Geneva : Baloch rights activists have organised a poster campaign in Geneva to highlight Pakistan's "egregious infractions" in Balochistan where "enforced disappearances and killings" have assumed "epidemic proportions".
Significantly, the 'Stop Baloch Genocide' poster campaign, organised by the Baloch Human Rights Council (BHRC) at the Broken Chair monument area here, coincides with the 42nd session of the United Nations Human Rights Council (UNHRC).
Broken Chair is a monumental sculpture made in wood by the Swiss artist Daniel Berset.
Several protests and demonstrations in Geneva are organised in this area. "Balochistan is the most deprived region within Pakistan.
The China-Pakistan Economic Corridor (CPEC) - a project allegedly aimed at improving the lives of the people of Pakistan and China - has only exacerbated the deprivation and given Pakistan an excuse to abuse and profit from the abundant resources available on Baloch lands," a BHRC release said.
What has been officially lauded as an effort to promote bilateral connectivity, investment, and trade initiatives has actually functioned as state-sanctioned "cultural extermination", it said.
The poster campaign that began on Friday comes at a time when Pakistan and India are engaged in a war of words on Kashmir after India abrogated Article 370 provisions. The Indian side has hit out at Pakistan for committing rights violations against ethnic and religious minorities.
The BHRC seeks to raise vital awareness about Pakistan's "egregious infractions" with the poster campaign and highlight the country's "ever-worsening exploitation" of the region.

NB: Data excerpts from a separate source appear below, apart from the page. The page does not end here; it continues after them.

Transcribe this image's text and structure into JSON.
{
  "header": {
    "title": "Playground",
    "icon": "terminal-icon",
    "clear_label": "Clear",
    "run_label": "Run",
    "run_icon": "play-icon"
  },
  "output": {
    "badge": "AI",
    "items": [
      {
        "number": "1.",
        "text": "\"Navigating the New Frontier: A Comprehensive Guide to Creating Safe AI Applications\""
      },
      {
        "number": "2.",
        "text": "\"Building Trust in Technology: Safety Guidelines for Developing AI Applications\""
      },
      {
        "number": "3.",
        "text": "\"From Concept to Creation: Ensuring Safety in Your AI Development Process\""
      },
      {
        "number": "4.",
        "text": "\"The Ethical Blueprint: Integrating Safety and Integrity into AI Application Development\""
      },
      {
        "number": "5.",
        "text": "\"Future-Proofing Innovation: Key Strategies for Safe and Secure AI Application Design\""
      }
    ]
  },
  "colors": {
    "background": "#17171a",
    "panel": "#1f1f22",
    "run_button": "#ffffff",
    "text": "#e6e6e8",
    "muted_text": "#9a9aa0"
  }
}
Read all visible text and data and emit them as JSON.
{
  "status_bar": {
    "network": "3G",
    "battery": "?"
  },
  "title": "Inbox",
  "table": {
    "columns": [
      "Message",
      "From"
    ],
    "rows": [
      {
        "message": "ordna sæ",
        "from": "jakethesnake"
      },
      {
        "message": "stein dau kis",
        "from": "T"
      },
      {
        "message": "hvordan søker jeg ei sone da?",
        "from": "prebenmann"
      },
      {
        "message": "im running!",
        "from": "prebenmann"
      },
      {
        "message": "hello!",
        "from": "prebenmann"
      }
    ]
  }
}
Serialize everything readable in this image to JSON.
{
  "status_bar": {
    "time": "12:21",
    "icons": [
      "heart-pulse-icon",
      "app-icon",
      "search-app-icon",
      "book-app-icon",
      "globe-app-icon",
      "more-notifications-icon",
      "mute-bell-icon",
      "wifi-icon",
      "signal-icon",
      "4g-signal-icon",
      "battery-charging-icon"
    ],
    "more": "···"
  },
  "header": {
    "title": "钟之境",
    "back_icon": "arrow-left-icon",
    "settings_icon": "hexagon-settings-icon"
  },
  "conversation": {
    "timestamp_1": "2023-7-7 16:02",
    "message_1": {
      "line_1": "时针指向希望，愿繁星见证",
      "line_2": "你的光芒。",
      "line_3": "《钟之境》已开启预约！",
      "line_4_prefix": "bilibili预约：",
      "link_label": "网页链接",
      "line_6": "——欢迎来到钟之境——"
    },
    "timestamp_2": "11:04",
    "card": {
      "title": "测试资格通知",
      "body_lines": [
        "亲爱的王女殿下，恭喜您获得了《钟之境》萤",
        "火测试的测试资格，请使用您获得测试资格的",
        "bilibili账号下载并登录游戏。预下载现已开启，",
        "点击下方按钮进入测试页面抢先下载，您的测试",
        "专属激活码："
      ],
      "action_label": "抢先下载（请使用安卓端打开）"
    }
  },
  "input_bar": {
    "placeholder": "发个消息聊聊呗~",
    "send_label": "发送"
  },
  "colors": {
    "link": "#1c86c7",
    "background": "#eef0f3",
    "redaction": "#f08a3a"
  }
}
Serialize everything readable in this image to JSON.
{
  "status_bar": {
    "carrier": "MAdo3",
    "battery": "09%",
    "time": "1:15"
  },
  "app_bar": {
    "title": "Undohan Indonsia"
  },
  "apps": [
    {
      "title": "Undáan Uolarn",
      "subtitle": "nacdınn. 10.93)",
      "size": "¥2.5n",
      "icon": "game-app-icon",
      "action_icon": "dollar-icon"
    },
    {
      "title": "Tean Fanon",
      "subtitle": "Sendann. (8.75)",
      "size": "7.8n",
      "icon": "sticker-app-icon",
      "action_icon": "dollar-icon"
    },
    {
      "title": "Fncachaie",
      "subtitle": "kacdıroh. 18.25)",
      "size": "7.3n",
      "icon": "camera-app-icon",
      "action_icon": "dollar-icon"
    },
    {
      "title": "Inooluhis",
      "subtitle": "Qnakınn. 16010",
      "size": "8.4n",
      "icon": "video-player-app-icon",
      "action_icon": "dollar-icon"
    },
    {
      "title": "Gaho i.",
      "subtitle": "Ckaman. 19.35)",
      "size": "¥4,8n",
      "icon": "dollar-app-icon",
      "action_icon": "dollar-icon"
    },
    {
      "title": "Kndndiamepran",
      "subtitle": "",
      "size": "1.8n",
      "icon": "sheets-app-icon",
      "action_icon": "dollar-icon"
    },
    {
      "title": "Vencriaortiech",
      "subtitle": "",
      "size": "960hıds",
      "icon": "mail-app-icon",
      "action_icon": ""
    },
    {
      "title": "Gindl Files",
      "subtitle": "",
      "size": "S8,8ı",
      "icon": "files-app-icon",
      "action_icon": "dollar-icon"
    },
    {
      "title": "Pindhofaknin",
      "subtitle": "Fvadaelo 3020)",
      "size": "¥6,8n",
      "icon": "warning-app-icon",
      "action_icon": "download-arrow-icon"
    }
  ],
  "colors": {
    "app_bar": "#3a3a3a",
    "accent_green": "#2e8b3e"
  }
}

The poster campaign asserts that "enforced disappearances and killings have assumed epidemic proportions".
"Villages have been slashed and burned by the Pakistani Army to make room for the settlement of Chinese colonies.
Those Baloch whose homes have been destroyed are forced to resettle in abject conditions near the Pakistani Army camps, where they suffer under incessant, hostile surveillance," the BHRC said.